Dia 22 de setembro é o Dia Mundial sem Carro.
Em São Paulo, até mesmo o mais empedernido manifestante anticarro deve torcer para que os paulistanos não dêem muita pelota para a data. Isto porque o transporte coletivo, ruim todos os dias, costuma ser especialmente crítico às segundas-feiras, e alguns milhões de usuários a mais no primeiro dia útil da semana fariam do sistema um inferno pior do que ele já é. (Dizemos tudo isso, é claro, imaginando que em virtude do péssimo planejamento da cidade, muitos poucos poderiam se dar ao luxo de ir a seus compromissos a pé ou aventurar-se a eles ir de bicicleta).

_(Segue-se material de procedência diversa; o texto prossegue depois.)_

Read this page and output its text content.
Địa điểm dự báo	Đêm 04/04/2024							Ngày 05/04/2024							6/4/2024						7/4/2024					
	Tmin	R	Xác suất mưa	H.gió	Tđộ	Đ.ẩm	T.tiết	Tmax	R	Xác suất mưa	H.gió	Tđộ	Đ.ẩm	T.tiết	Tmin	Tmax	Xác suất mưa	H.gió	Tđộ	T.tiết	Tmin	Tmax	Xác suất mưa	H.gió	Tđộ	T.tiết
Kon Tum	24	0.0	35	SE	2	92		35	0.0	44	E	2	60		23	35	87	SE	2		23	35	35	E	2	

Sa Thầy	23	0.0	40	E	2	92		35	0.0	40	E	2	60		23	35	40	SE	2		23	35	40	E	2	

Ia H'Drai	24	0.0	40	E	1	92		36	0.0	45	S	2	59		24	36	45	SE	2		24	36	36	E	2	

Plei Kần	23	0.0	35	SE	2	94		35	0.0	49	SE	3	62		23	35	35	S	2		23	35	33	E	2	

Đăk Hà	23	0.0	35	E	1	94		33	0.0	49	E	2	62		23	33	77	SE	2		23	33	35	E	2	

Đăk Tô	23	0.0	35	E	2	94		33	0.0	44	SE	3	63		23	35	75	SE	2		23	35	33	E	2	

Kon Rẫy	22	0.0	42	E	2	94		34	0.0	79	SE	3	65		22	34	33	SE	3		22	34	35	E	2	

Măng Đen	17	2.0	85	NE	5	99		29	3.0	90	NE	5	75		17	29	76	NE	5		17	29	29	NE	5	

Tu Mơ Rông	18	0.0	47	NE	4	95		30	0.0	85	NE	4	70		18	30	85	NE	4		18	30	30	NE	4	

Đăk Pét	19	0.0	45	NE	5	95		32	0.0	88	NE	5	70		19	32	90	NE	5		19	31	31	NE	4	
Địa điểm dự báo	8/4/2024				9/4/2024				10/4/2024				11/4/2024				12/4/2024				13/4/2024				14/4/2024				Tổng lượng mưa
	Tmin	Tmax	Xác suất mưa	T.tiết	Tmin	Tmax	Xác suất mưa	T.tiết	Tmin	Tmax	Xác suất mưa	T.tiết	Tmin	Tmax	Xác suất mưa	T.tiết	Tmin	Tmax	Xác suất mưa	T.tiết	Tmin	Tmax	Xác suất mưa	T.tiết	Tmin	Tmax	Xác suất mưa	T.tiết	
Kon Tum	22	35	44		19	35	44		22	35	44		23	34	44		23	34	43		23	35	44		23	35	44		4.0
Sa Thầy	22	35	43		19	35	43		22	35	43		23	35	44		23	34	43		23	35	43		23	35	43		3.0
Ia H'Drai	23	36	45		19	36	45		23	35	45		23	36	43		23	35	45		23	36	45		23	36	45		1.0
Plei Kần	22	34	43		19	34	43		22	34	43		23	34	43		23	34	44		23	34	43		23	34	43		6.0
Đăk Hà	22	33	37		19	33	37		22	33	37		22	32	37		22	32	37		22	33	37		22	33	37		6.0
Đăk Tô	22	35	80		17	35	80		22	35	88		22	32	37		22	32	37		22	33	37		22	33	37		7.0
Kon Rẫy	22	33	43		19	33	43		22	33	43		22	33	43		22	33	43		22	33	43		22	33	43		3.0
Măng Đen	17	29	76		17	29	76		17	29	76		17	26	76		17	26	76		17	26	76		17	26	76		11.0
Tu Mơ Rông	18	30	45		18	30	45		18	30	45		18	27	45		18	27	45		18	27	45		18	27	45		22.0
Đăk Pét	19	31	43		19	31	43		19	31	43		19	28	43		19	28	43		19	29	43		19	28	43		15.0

Essa, aliás, é a grande desculpa que a maioria dos usuários do transporte individual usa para justificar a sua repulsa ao transporte coletivo: a sua notória precariedade. Mas, como já tivemos ocasião de dizer, em realidade, na cidade de São Paulo, a preferência pelos carros não decorre da má qualidade do sistema coletivo. Antes o transporte público é ruim por conta da predileção pela solução particular oferecida pelos automóveis.
Como reforço do que dizemos, noutras oportunidades lembramos que as pessoas usam o veículo particular nas situações em que até mesmo o transporte coletivo seria dispensável. Observa-se também que há, entre os usuários contumazes dos carros, moradores de regiões que não estão entre as mais mal servidas pelo sistema público de transporte, e que, portanto, não comportariam tal justificativa.
Desnecessário dizer que o automóvel particular está longe de constituir uma solução. Ele não é sucedâneo para o transporte coletivo, haja vista o tempo que se perde todos os dias no trânsito. Seus apologetas diriam, porém, que, se é para passar algum estresse, então que seja dentro da “bolha de lata”! (Com tal pensamento, o sistema público de transportes nunca será prioridade e um redesenho urbano que permitiria deslocamentos a pé ou por meio de bicicletas é algo impensável.) Acerca desse egoísmo dos motoristas, o filósofo André Gorz diz tratar-se de “um comportamento universal burguês”, decorrente da massificação do automóvel.
No mesmo texto, “A ideologia social do automóvel” (1973), publicado no Brasil pela Editora Conrad na coletânea “Apocalipse Motorizado”, Gorz cita um seu amigo da então Alemanha oriental que, ao contemplar o tráfego parisiense, disse desoladamente: “nunca se construirá o socialismo com esse tipo de gente”. Ninguém aqui, é claro, pensa em socialismo. Mas a mudança para um trânsito mais humano e com prioridade para o coletivo teria que nascer da mudança de comportamento das pessoas em relação ao transporte individual. Quando a solução para o caos em que nos encontramos for verdadeiramente enxergada como inserida na melhoria do sistema coletivo ou no uso de modelos alternativos, a pressão social obrigará o poder público a fazer a sua parte, seja com investimentos no sistema, seja com replanejamentos, seja com construções de ciclovias, e os operosos concessionários donos de empresas de ônibus não hesitarão em investir em melhorias. Estou sendo ingênuo? Bem... Alguém tem que acreditar no capitalismo neste país!
Minha proposta é que, em vez do Dia Mundial sem Carro, que se comece na terça-feira dia 23 uma campanha mundial pelo uso racional do carro, campanha esta que seja construída aos poucos. Em São Paulo, com um movimento desse tipo, o novo prefeito poderia sentir que as pessoas estão mudando sua atitude em relação ao transporte, e desse modo trabalharia a questão de forma diferente. Caso contrário, como político não é bobo, ele continuará preferindo a demagogia de fomentar o egoísmo dos irritados com o transporte coletivo. Em vez do “comam brioches”, ele continuará dizendo “que comprem carros”. Mas aqui nenhuma revolução será feita. Já a venda de automóveis corre o risco de continuar batendo recordes!